Promotions such as the use of loyalty cards can be extremely useful in getting customers back in the door, which is an incredibly powerful thing to do as it is 15 times easier to sell to an existing customer than it is to sell to a new one.
Once again, you need to do your calculations and ensure that the item a customer gets in return for their loyalty does not wipe out the profits that came before, and furthermore, you need to ensure that your system is safe e.g. use a personalised stamp rather than a generic X, so customers cannot cheat the system.
Not only is it considerably easier to sell to an existing customer, it is also much easier to sell more to a customer once they have decided to to make a purchase at all.
Back End Products: You Might Also Like
With this in mind, a good business owner will always look at promoting back-end products or services.
You will no doubt be familiar with this practice online, where retailers will show you items also bought by other customers, or food delivery companies offering suggesting side-dishes or drinks to go with your meal.
Providing back-end products not only means you will be selling more overall, but the products themselves can often have a much higher profit margin than the original purchase.
Someone who has just purchased an expensive pair of glasses is highly likely to consider buying a stronger case to protect them, or a cleaning/repair kit, for example.
While these items won’t bring in the bulk of your cash, they will add up over time and make a noticeable improvement to your cash flow.

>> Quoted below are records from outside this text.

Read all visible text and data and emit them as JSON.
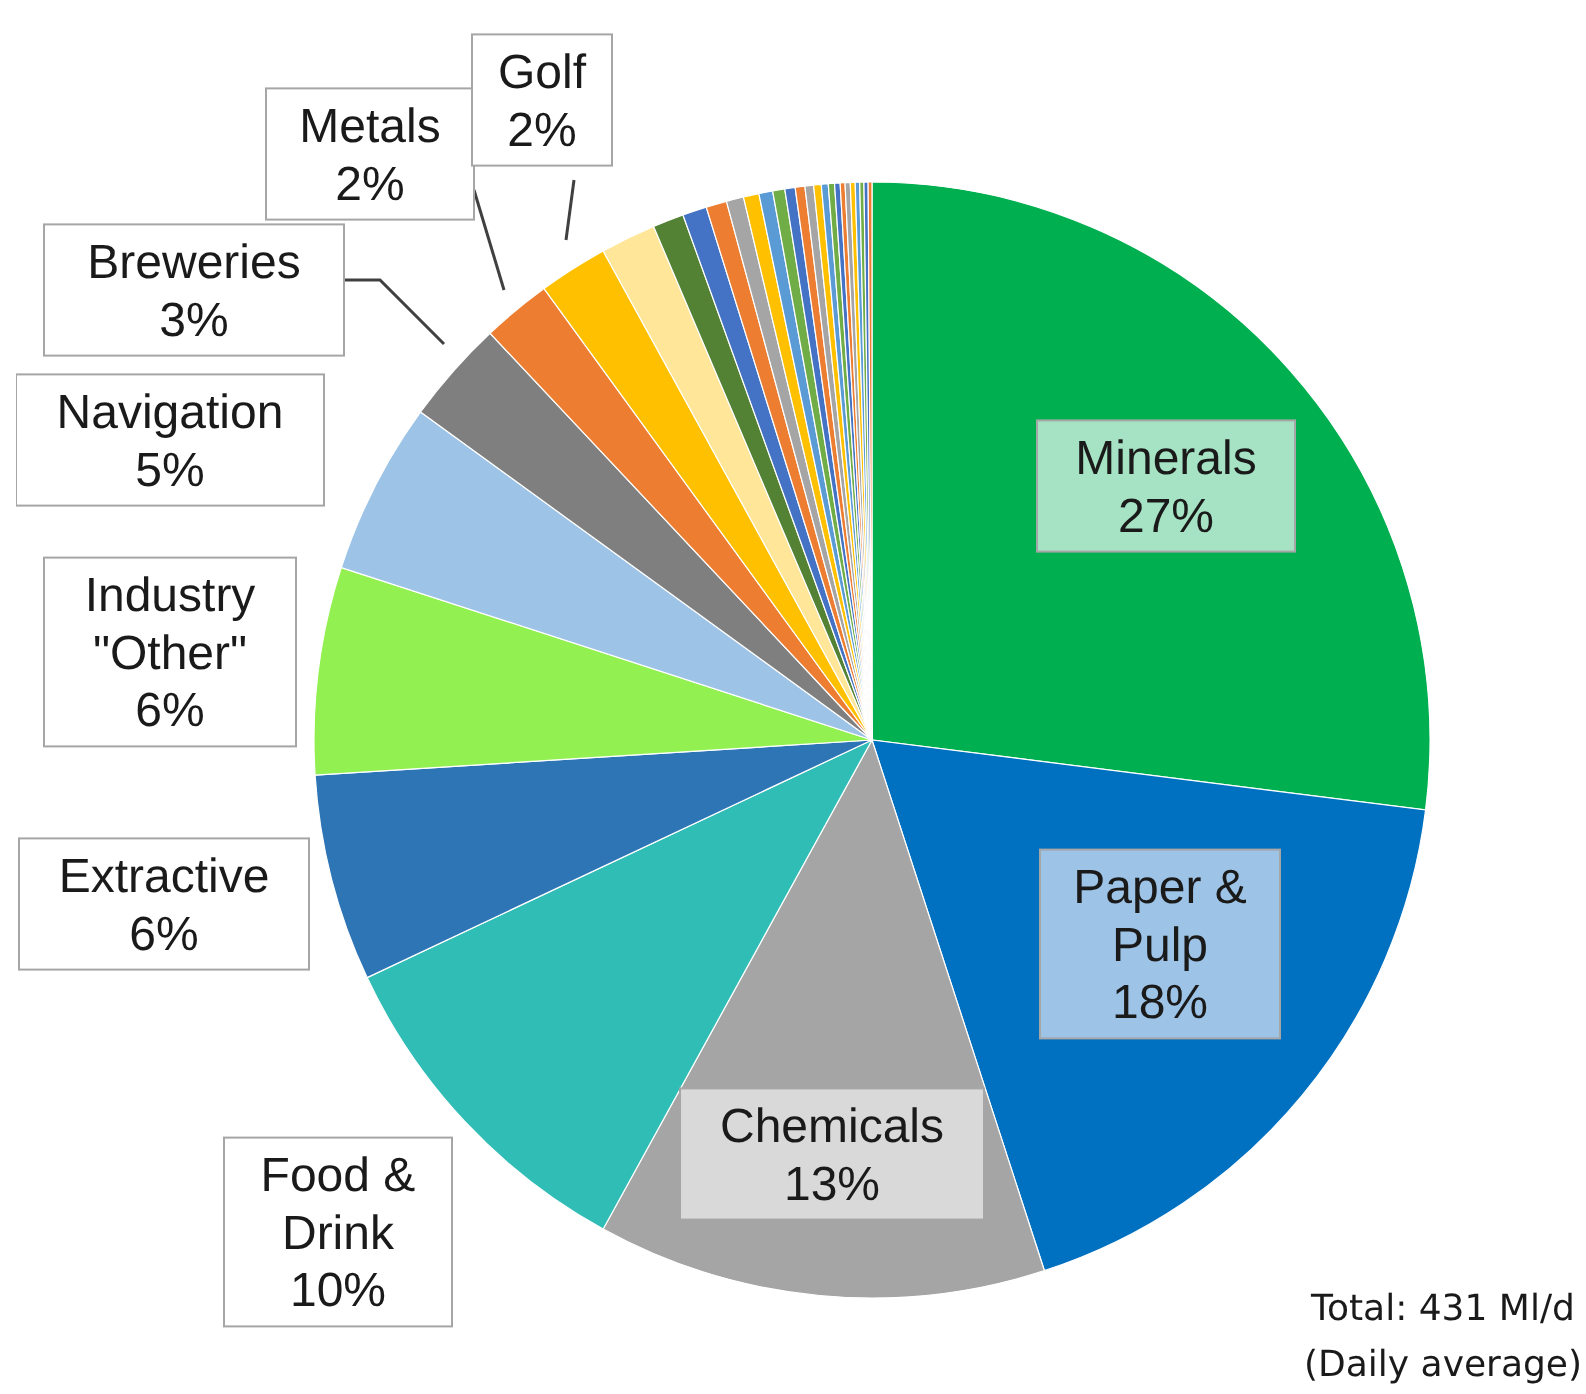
{
  "chart_data": {
    "type": "pie",
    "categories": [
      "Minerals",
      "Paper & Pulp",
      "Chemicals",
      "Food & Drink",
      "Extractive",
      "Industry \"Other\"",
      "Navigation",
      "Breweries",
      "Metals",
      "Golf",
      null,
      null,
      null,
      null,
      null,
      null,
      null,
      null,
      null,
      null,
      null,
      null,
      null,
      null,
      null,
      null,
      null,
      null,
      null,
      null,
      null,
      null
    ],
    "values": [
      27,
      18,
      13,
      10,
      6,
      6,
      5,
      3,
      2,
      2,
      1.6,
      0.9,
      0.7,
      0.6,
      0.5,
      0.45,
      0.4,
      0.35,
      0.3,
      0.28,
      0.25,
      0.22,
      0.2,
      0.18,
      0.16,
      0.14,
      0.15,
      0.14,
      0.13,
      0.12,
      0.12,
      0.11
    ],
    "value_labels": [
      "27%",
      "18%",
      "13%",
      "10%",
      "6%",
      "6%",
      "5%",
      "3%",
      "2%",
      "2%",
      null,
      null,
      null,
      null,
      null,
      null,
      null,
      null,
      null,
      null,
      null,
      null,
      null,
      null,
      null,
      null,
      null,
      null,
      null,
      null,
      null,
      null
    ],
    "colors": [
      "#00b050",
      "#0070c0",
      "#a5a5a5",
      "#2fbdb6",
      "#2e75b6",
      "#92f050",
      "#9dc3e6",
      "#7f7f7f",
      "#ed7d31",
      "#ffc000",
      "#ffe699",
      "#548235",
      "#4472c4",
      "#ed7d31",
      "#a5a5a5",
      "#ffc000",
      "#5b9bd5",
      "#70ad47",
      "#4472c4",
      "#ed7d31",
      "#a5a5a5",
      "#ffc000",
      "#5b9bd5",
      "#70ad47",
      "#4472c4",
      "#ed7d31",
      "#a5a5a5",
      "#ffc000",
      "#5b9bd5",
      "#70ad47",
      "#4472c4",
      "#ed7d31"
    ],
    "annotations": [
      "Total: 431 Ml/d",
      "(Daily average)"
    ],
    "legend": false
  }
}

Business Credit Cards, and Other lines of credit
While it is advisable not to become overly reliant on or frivolous with credit, setting yourself up with a business credit card and using it appropriately can be very helpful both in emergencies and in the long-run.
Even if you have cash in the bank, paying your expenses with credit, and then paying that credit off early can improve your credit score by establishing a history of reliability.
You can take this a step further by ensuring that you stick to a low credit utilisation ratio, meaning you only use a fraction of what your limit actually is.
This reinforces the point that you are a responsible spender and a trustworthy customer for the bank, which will make it easier to increase your limit in the future.
Building a good credit rating
When that happens, it becomes even easier to decrease your credit utilisation ratio, and improve your credit rating even more.
Beginning this process when you don’t particularly need to makes it a lot easier to achieve a good credit rating than suddenly signing up for a card when you need it, and hitting your maximum limit the first time you use it.
And of course, all of this gives you a little more breathing room and can prevent any issues with outgoing cash, late payment fees, and fundamental overheads such as wages or utilities.
As a business owner, generating and maintaining a positive cash flow should always be at the forefront of your mind.
Achieving this requires a multifaceted approach that takes into account all aspects of your business.
No expense should ever be free from scrutiny, and you should constantly be looking for ways to decrease your costs.
Whether it is reducing your electricity bill by switching to LED bulbs, or dropping a product you love personally because it just isn’t selling fast enough, there are always ways to reduce your cash outflow.
Similarly, there will always be new opportunities for you to improve your cash inflow, be it by bringing on a new product, running a well-calculated promotion, or simply staying on top of your invoicing.
Arguably, the most important element of cash flow management is the point we discussed first: making sure it is properly monitored. Without this, money will fall through the cracks, things won’t be run as efficiently as they could be, and you will be unable to identify trends and make well-informed business decisions. Ultimately, the buck stops with you, and it is your responsibility to know exactly where those bucks are flowing.